Videomaker – Learn video production and editing, camera reviews › Forums › Technique › Sound › UHF vs VHF for wireless Lav system – opinions? › I’ve used both UHF & V
I’ve used both UHF & VHF wireless mics. I have used two Azden VHF wireless mics for the past couple of years and encountered no problems. But I live in Des Moines IA and I know it’s an area with fewer signals to cause interference. So my inexpensive wireless mics are able to work just fine with only two radio channels available. I used to do a lot of production work in the Minneapolis MN area and I’m pretty sure two VHF channels would be inadequate.
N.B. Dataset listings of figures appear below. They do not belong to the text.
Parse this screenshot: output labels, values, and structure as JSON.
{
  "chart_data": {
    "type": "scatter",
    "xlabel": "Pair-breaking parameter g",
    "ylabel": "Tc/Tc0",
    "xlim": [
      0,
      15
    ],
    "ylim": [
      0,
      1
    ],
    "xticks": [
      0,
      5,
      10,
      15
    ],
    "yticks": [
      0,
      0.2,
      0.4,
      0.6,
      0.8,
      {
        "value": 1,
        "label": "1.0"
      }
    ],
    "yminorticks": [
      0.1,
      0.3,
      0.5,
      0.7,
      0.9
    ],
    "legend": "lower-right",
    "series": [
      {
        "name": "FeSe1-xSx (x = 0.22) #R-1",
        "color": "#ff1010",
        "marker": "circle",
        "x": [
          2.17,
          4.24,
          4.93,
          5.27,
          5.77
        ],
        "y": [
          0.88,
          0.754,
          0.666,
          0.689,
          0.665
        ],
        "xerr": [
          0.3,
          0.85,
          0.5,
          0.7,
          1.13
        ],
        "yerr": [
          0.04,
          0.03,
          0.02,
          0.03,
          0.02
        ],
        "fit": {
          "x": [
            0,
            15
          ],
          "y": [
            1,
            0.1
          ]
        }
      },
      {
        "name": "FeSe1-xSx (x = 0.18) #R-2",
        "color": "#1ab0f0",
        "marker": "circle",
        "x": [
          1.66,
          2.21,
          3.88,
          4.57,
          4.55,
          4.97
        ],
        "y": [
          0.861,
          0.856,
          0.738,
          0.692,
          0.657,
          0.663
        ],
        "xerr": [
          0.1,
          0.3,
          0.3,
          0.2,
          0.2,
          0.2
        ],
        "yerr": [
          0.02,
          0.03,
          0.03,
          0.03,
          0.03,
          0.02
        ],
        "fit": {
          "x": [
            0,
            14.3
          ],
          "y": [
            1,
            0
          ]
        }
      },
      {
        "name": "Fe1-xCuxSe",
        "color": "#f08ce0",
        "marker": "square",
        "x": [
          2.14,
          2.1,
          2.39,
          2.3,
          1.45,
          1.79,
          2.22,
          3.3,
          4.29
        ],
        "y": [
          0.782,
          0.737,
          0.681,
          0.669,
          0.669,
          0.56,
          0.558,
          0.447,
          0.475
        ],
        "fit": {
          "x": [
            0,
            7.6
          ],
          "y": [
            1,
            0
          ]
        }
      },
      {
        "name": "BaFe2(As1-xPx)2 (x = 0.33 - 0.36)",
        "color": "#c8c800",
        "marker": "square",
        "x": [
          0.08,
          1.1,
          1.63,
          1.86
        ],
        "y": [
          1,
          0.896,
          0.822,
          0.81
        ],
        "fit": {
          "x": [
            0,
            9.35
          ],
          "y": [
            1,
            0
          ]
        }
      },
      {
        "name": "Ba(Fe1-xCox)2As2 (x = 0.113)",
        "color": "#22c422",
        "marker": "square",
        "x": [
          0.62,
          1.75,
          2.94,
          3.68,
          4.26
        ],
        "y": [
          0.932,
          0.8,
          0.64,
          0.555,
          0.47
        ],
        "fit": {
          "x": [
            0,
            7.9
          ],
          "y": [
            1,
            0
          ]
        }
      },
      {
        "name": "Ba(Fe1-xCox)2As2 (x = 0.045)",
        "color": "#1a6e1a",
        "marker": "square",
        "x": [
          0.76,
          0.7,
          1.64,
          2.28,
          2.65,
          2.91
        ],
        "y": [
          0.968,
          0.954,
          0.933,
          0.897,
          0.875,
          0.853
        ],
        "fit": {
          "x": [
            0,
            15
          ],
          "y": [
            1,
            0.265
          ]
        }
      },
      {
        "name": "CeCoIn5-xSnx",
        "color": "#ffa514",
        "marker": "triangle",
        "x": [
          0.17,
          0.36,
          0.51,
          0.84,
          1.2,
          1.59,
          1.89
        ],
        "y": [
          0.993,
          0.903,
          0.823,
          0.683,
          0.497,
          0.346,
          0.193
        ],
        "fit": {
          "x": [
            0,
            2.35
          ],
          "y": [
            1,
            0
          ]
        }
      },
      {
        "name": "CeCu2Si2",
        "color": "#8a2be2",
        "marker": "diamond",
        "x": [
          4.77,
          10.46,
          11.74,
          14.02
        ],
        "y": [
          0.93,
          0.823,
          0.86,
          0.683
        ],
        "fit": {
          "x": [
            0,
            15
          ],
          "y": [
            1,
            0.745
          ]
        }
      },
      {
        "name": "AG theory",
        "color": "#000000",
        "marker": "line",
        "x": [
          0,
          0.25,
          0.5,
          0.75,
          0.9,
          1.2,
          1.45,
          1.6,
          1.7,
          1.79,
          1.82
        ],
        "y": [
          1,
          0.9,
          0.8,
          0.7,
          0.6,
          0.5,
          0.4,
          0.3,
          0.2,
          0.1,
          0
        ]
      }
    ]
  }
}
Up there, we sometimes encountered problems even with our ten channel UHF systems.
So the moral of my story is that you need to assess your area. In low population areas, there is likely to be plenty of space in the VHF or UHF bands. But in populated areas, you’ll want to have as many channels available as possible. The main reason UHF systems are preferred by pros is the simple fact that UHF has a great many more channels available to begin with, so the likelyhood of finding a vacant channel is also much greater. (And if I recall the physics correctly, it takes less power to increase the strength of UHF signals. But I could have it switched around.) So you’ll generally find better electronics in the UHF systems, although they generally cost more.
And as a quick note, my Adzen wireless mics’ transmitters have a 1/4″ mono input. They came with both a corded handheld & lav mic so I could select what I wanted to use. So incidentally, I could use a mic cable to connect them directly to my camcorder.
And while I hear a lot about how the XLR connection is more professional, I’ve found that for the vast majority of prosumer uses, the advantages of the vastly more expensive XLR audio connections are totally irrelevant (i.e. a waste of money.) Since that’s not the topic here, I won’t bore you with the facts. I’ll just close by saying that the choice of UHF or VHF depends upon how many channels you can use (and to a lesser extent the local population density.) I would choose the cheaper 10 channel VHF system over a 5 channel UHF system. (Although it’s been years since I’ve seen such a low channel UHF system.)
Good luck with you choices! Just try to avoid making an uniformed decision.